Memoizing metaclass. Drop-dead simple way to create cached objects

Project description

A quick way to make Python classes automatically memoize (a.k.a. cache) their instances based on the arguments they are instantiated with (i.e. args to __init__). It’s a simple way to avoid repetitively creating expensive-to-create objects, and to make sure objects that have a natural ‘identity’ are created only once.

Usage

Say you have a class Thing that requires expensive computation to create, or that should be created only once. In Python 2.x you can make that happen by adding one line to its definition:

from mementos import MementoMetaclass

class Thing(object):

    __metaclass__ = MementoMetaclass  # now I'm memoized!

    def __init__(self, name):
        self.name = name

    ...

Then Thing objects will be memoized:

t1 = Thing("one")
t2 = Thing("one")
assert t1 is t2    # same instantiation args => same object

Python 3

mementos works in Python 3 just as in Python 2, but with different syntax. Instead of the double-underscore class attribute assignment, Python 3 uses a keyword argument at class creation:

class Thing3(object, metaclass=MementoMetaclass):
    ...

Unfortunately, Python 2 and Python 3 don’t recognize each other’s syntax for metaclass specification, so straightforward code for one won’t even compile for the other. You can get around this by using the with_metaclass() function, which is similar to that found in the six cross-version compatibility module.:

from mementos import MementoMetaclass, with_metaclass

class Thing23(with_metaclass(MementoMetaclass, object)):
    ...

Careful with Call Signatures

MementoMetaclass caches on call signature, which can vary if keyword args are used. E.g. def func(a, b=2) could be called func(1), func(1,2), func(a=1), func(1, b=2), or func(a=2, b=2)–and all resolve to the same logical call. And this is just for two parameters! If there are more than one kwarg, they can be arbitrarily ordered, creating many logically identical permuations. Thank Goodness Python doesn’t allow kwargs to come before positional args, else there’d be even more ways to make the same call.

So if you instantiate an object once, then again with a logically identical call but using a different calling structure/signature, the object won’t be created and cached just once–it will be created and cached multiple times.:

o1 = Thing("lovely")
o2 = Thing(name="lovely")
assert o1 is not o2     # because the call signature is different

This may degrade performance, and can also create errors, if you’re counting on mementos to create just one object. So don’t do that. Use a consistent calling style, and it won’t be a problem.

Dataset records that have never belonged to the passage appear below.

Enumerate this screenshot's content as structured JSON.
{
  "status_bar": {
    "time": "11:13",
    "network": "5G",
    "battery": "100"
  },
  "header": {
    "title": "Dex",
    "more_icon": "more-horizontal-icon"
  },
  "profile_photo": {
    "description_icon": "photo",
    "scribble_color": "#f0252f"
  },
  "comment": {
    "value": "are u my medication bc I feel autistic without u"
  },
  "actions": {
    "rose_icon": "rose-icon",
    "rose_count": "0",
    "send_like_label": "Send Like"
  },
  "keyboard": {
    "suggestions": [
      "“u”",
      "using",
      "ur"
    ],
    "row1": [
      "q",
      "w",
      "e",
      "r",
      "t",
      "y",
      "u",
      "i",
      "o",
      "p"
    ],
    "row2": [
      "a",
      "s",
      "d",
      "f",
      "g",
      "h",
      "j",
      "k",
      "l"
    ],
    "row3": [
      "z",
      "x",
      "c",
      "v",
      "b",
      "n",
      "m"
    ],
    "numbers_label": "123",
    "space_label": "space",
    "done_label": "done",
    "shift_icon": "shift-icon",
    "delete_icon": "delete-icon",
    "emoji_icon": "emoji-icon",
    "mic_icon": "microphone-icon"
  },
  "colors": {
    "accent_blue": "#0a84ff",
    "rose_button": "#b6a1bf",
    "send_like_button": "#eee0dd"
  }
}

In most cases, this isn’t an issue, because objects tend to be instanitated with a limited number of parameters, and you can take care that you instantiate them with parallel call signatures. Since this works 99% of the time and has a simple implementation, it’s worth the price of this inelegance.

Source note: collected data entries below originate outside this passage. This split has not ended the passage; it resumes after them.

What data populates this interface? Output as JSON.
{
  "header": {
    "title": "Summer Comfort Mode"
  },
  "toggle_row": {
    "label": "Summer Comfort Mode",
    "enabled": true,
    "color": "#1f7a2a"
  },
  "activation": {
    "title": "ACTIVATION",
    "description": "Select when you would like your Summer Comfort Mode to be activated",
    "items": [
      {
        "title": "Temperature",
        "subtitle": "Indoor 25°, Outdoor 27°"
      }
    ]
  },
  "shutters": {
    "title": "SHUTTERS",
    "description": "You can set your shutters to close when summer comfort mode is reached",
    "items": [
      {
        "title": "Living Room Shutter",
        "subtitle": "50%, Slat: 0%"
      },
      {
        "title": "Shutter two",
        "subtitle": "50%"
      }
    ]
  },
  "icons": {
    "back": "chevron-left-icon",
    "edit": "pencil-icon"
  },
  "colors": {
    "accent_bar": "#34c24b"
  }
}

If you want only part of the initialization-time call signature (i.e. arguments to __init__) to define an object’s identity/cache key, there are two approaches. One is to use MementoMetaclass and design __init__ without superflous attributes, then create one or more secondary methods to add/set useful-but-not-essential data. E.g.:

class OtherThing(with_metaclass(MementoMetaclass, object)):

    def __init__(self, name):
        self.name = name
        self.color = None   # unset for now
        self.weight = None

    def set(self, color=None, weight=None):
        self.color = color or self.color
        self.weight = weight or self.weight
        return self

ot1 = OtherThing("one").set(color='blue')
ot2 = OtherThing("one").set(weight='light')
assert ot1 is ot2
assert ot1.color == ot2.color == 'blue'
assert ot1.weight == ot2.weight == 'light'

Or you can just define your own memoizing metaclass, using the factory function described below.

Visiting the Factory

The first iteration of mementos defined a single metaclass. It’s since been reimplemented as a parameterized meta-metaclass. Cool, huh? That basically means that it defines a function, memento_factory() that, given a metaclass name and a function defining how cache keys are constructed, returns a corresponding metaclass. MementoMetaclass is the only metaclass that the module pre-defines, but it’s easy to define your own memoizing metaclass.:

from mementos import memento_factory, with_metaclass

IdTracker = memento_factory('IdTracker',
                            lambda cls, args, kwargs: (cls, id(args[0])) )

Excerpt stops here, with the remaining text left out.